Her journey into the humanitarian world wasn’t accidental. It was born from witnessing Gaza’s protracted crisis; a crisis that has turned generations into survivors. She believed that NGOs and INGOs were among the few institutions left capable of offering young people hope, dignity, and a future worth imagining. And so, she joined the struggle with purpose.
When the most recent war erupted, Norhan found herself paralyzed not by choice, but by circumstance. Trapped in northern Gaza, movement was dangerous and life was suspended. She, a woman committed to helping others, suddenly couldn’t help herself. “I wanted to act,” she said. “But I was afraid for my life.”
After months of silence and survival, she returned as a frontline responder. Joining MAP’s team again in the north, she began supporting health facilities in Gaza City, standing shoulder to shoulder with exhausted healthcare workers trying to save lives in impossible conditions.
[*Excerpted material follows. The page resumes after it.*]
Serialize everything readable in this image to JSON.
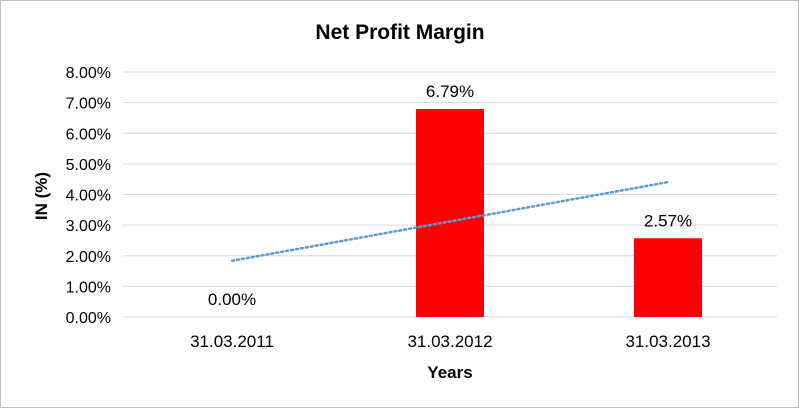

The stories she carries now are heavy. A mother’s scream after her two-year-old daughter died in the PICU. An eight-month-old baby girl paralyzed in her sleep by shrapnel. These aren’t just anecdotes; they’re scenes that replay in her min; raw, unfiltered, and permanent.
Still, Norhan continues. For her, it’s a bitter-sweet reality. “It’s painful,” she admits, “but when we save a life, when we help even one baby survive, it’s worth it.”
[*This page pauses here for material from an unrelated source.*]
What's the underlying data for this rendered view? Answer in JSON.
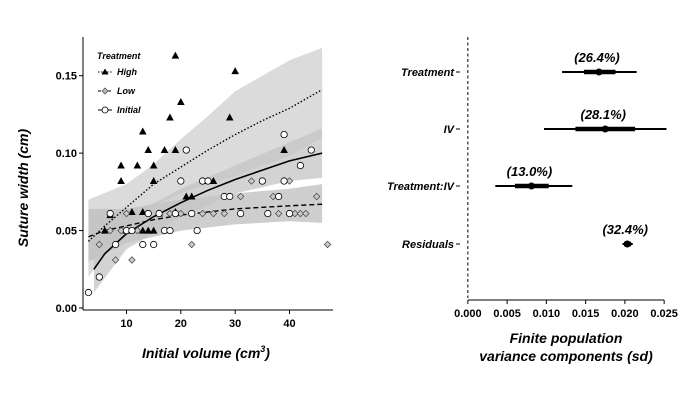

There are days when the weight is too much. No electricity. No stable internet. No safe place to breathe. And yet, she finds ways to cope. She reads novels. She listens to music. She tries to recreate moments of normalcy in a world that is anything but.
Despite the chaos, her impact is tangible. Her work is helping Gaza’s health sector stay afloat. It’s keeping premature babies alive, ensuring mothers can hold newborns in their arms, and giving families a fighting chance.
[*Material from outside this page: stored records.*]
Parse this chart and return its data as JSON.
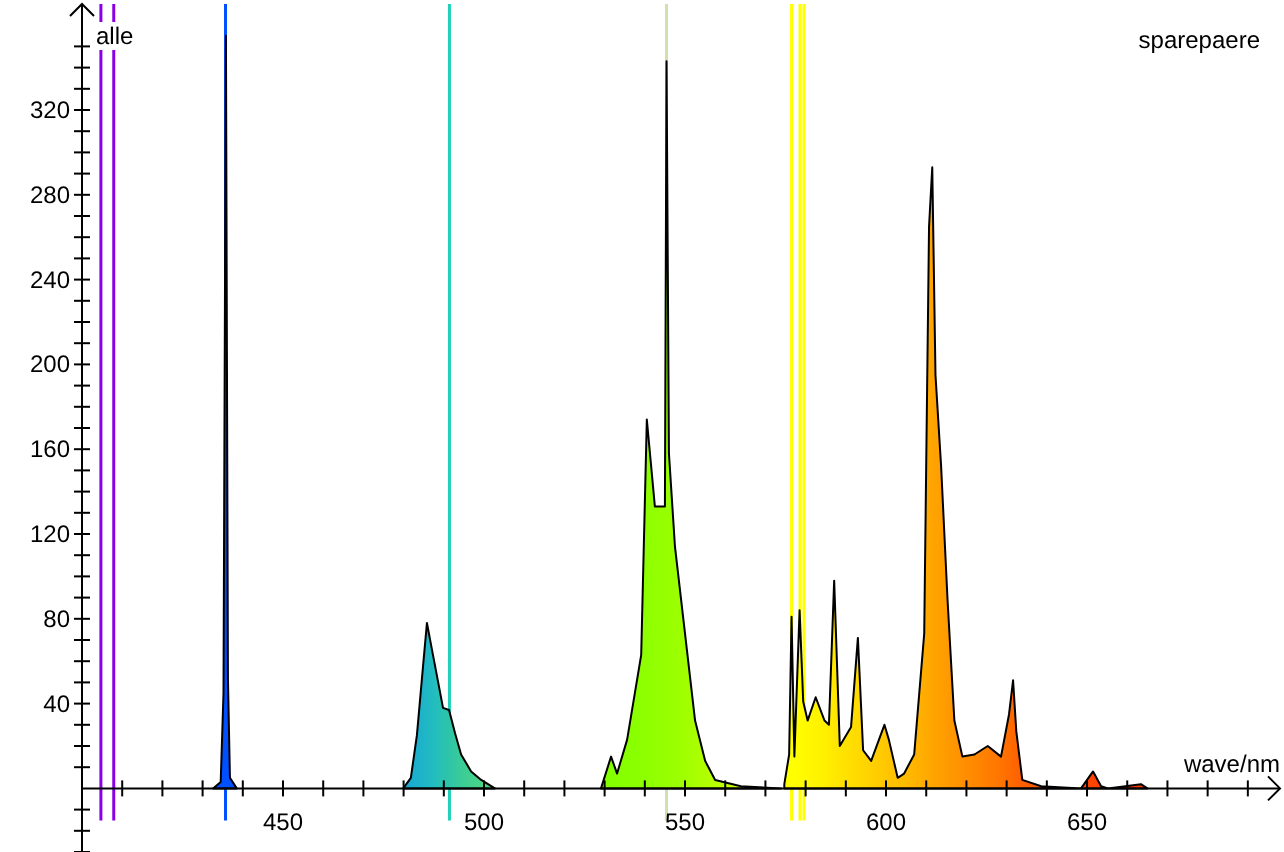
{
  "chart_data": {
    "type": "area",
    "title": "sparepaere",
    "ylabel": "alle",
    "xlabel": "wave/nm",
    "xlim": [
      400,
      698
    ],
    "ylim": [
      -30,
      370
    ],
    "xticks": [
      {
        "value": 410,
        "label": null
      },
      {
        "value": 420,
        "label": null
      },
      {
        "value": 430,
        "label": null
      },
      {
        "value": 440,
        "label": null
      },
      450,
      {
        "value": 460,
        "label": null
      },
      {
        "value": 470,
        "label": null
      },
      {
        "value": 480,
        "label": null
      },
      {
        "value": 490,
        "label": null
      },
      500,
      {
        "value": 510,
        "label": null
      },
      {
        "value": 520,
        "label": null
      },
      {
        "value": 530,
        "label": null
      },
      {
        "value": 540,
        "label": null
      },
      550,
      {
        "value": 560,
        "label": null
      },
      {
        "value": 570,
        "label": null
      },
      {
        "value": 580,
        "label": null
      },
      {
        "value": 590,
        "label": null
      },
      600,
      {
        "value": 610,
        "label": null
      },
      {
        "value": 620,
        "label": null
      },
      {
        "value": 630,
        "label": null
      },
      {
        "value": 640,
        "label": null
      },
      650,
      {
        "value": 660,
        "label": null
      },
      {
        "value": 670,
        "label": null
      },
      {
        "value": 680,
        "label": null
      },
      {
        "value": 690,
        "label": null
      }
    ],
    "yticks": [
      {
        "value": -30,
        "label": null
      },
      {
        "value": -20,
        "label": null
      },
      {
        "value": -10,
        "label": null
      },
      {
        "value": 10,
        "label": null
      },
      {
        "value": 20,
        "label": null
      },
      {
        "value": 30,
        "label": null
      },
      40,
      {
        "value": 50,
        "label": null
      },
      {
        "value": 60,
        "label": null
      },
      {
        "value": 70,
        "label": null
      },
      80,
      {
        "value": 90,
        "label": null
      },
      {
        "value": 100,
        "label": null
      },
      {
        "value": 110,
        "label": null
      },
      120,
      {
        "value": 130,
        "label": null
      },
      {
        "value": 140,
        "label": null
      },
      {
        "value": 150,
        "label": null
      },
      160,
      {
        "value": 170,
        "label": null
      },
      {
        "value": 180,
        "label": null
      },
      {
        "value": 190,
        "label": null
      },
      200,
      {
        "value": 210,
        "label": null
      },
      {
        "value": 220,
        "label": null
      },
      {
        "value": 230,
        "label": null
      },
      240,
      {
        "value": 250,
        "label": null
      },
      {
        "value": 260,
        "label": null
      },
      {
        "value": 270,
        "label": null
      },
      280,
      {
        "value": 290,
        "label": null
      },
      {
        "value": 300,
        "label": null
      },
      {
        "value": 310,
        "label": null
      },
      320,
      {
        "value": 330,
        "label": null
      },
      {
        "value": 340,
        "label": null
      },
      {
        "value": 350,
        "label": null
      }
    ],
    "ref_lines": [
      {
        "axis": "x",
        "value": 404.7,
        "color": "#8a00e6"
      },
      {
        "axis": "x",
        "value": 407.9,
        "color": "#8a00e6"
      },
      {
        "axis": "x",
        "value": 435.7,
        "color": "#0050ff"
      },
      {
        "axis": "x",
        "value": 491.4,
        "color": "#20d0b8"
      },
      {
        "axis": "x",
        "value": 545.4,
        "color": "#d0e0b0"
      },
      {
        "axis": "x",
        "value": 576.5,
        "color": "#ffff00"
      },
      {
        "axis": "x",
        "value": 578.6,
        "color": "#ffff00"
      },
      {
        "axis": "x",
        "value": 579.6,
        "color": "#ffff00"
      }
    ],
    "series": [
      {
        "x": [
          432.6,
          434.5,
          435.2,
          435.8,
          436.3,
          436.8,
          438.5
        ],
        "values": [
          0,
          3,
          45,
          355,
          52,
          5,
          0
        ],
        "colors": [
          "#0050ff",
          "#0050ff",
          "#0050ff",
          "#0050ff",
          "#0050ff",
          "#0050ff",
          "#0050ff"
        ]
      },
      {
        "x": [
          479.9,
          481.8,
          483.3,
          484.8,
          485.8,
          487.3,
          488.8,
          489.8,
          491.3,
          492.8,
          494.3,
          496.8,
          499.3,
          502.7
        ],
        "values": [
          0,
          5,
          25,
          57,
          78,
          63,
          48,
          38,
          37,
          26,
          16,
          8,
          4,
          0
        ],
        "colors": [
          "#18a8d0",
          "#1aacd0",
          "#1cb0cc",
          "#1eb4c8",
          "#20b8c4",
          "#22bcc0",
          "#26c0b8",
          "#2ac2b0",
          "#2ec4a8",
          "#34c8a0",
          "#3acc98",
          "#42d090",
          "#4ad488",
          "#56d880"
        ]
      },
      {
        "x": [
          529.1,
          531.6,
          533.1,
          535.6,
          539.1,
          540.5,
          542.5,
          545,
          545.4,
          546,
          547.5,
          550,
          552.5,
          555,
          557.5,
          563.9,
          573.9
        ],
        "values": [
          0,
          15,
          7,
          23,
          63,
          174,
          133,
          133,
          343,
          158,
          114,
          73,
          32,
          13,
          4,
          1,
          0
        ],
        "colors": [
          "#80ff00",
          "#84ff00",
          "#86ff00",
          "#88ff00",
          "#8cff00",
          "#8eff00",
          "#92ff00",
          "#96ff00",
          "#96ff00",
          "#98ff00",
          "#9aff00",
          "#a0ff00",
          "#a8ff00",
          "#b0ff00",
          "#b8ff00",
          "#d0ff00",
          "#f0ff00"
        ]
      },
      {
        "x": [
          574.7,
          575.9,
          576.5,
          577.2,
          578.5,
          579.4,
          580.5,
          582.5,
          584.7,
          585.8,
          587.1,
          588.5,
          591.3,
          593,
          594.3,
          596.3,
          599.6,
          600.7,
          602.9,
          604.5,
          607,
          609.5,
          610.7,
          611.5,
          612.3,
          613.7,
          615.3,
          617,
          619,
          622,
          625.3,
          628.6,
          630.6,
          631.6,
          632.4,
          633.9,
          638.6,
          648.5,
          651.5,
          653.5,
          655.2,
          663.4,
          665
        ],
        "values": [
          2,
          16,
          81,
          15,
          84,
          41,
          32,
          43,
          32,
          30,
          98,
          20,
          29,
          71,
          18,
          13,
          30,
          23,
          5,
          7,
          16,
          73,
          265,
          293,
          195,
          152,
          89,
          32,
          15,
          16,
          20,
          15,
          35,
          51,
          27,
          4,
          1,
          0,
          8,
          1,
          0,
          2,
          0
        ],
        "colors": [
          "#ffff00",
          "#ffff00",
          "#ffff00",
          "#ffff00",
          "#fffc00",
          "#fffa00",
          "#fff800",
          "#fff400",
          "#fff000",
          "#ffec00",
          "#ffe800",
          "#ffe400",
          "#ffde00",
          "#ffda00",
          "#ffd600",
          "#ffd000",
          "#ffc800",
          "#ffc400",
          "#ffc000",
          "#ffbc00",
          "#ffb400",
          "#ffac00",
          "#ffa800",
          "#ffa400",
          "#ffa200",
          "#ffa000",
          "#ff9a00",
          "#ff9600",
          "#ff9000",
          "#ff8800",
          "#ff7e00",
          "#ff7400",
          "#ff6c00",
          "#ff6800",
          "#ff6400",
          "#ff6000",
          "#ff5800",
          "#ff4800",
          "#ff4400",
          "#ff4000",
          "#ff4000",
          "#ff3800",
          "#ff3800"
        ]
      }
    ]
  }
}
As a woman, Norhan faces challenges others may not see. The fear, the isolation, the responsibility - it all hits harder when safety is no longer guaranteed. But her identity as a woman also gives her insight. She sees what others overlook. She designs interventions that center the needs of women; the often-unspoken, neglected parts of survival.
What gives her pride isn’t status or recognition, rather it’s the smile of a mother, the breath of a child, the simple victory of life persisting.
Her message to other women, especially those in conflict zones, is simple but profound: “Believe in yourself. You are capable of more than you know. War shows us what we’re made of, and we are made of strength.”
When asked about the future, Norhan doesn’t hesitate. For Gaza, she hopes for peace, freedom, and leadership that sees people before politics. For herself, she dreams of reunion; to see her sister and her family again. To live not in fear, but in peace.
And if the world were listening, for just one minute, her words would echo like a plea, and a truth:
“We deserve to live. We love life. We deserve joy, safety, and choice. Just imagine if it were you. How would it feel to live like this, and know the world is watching, and is still silent?”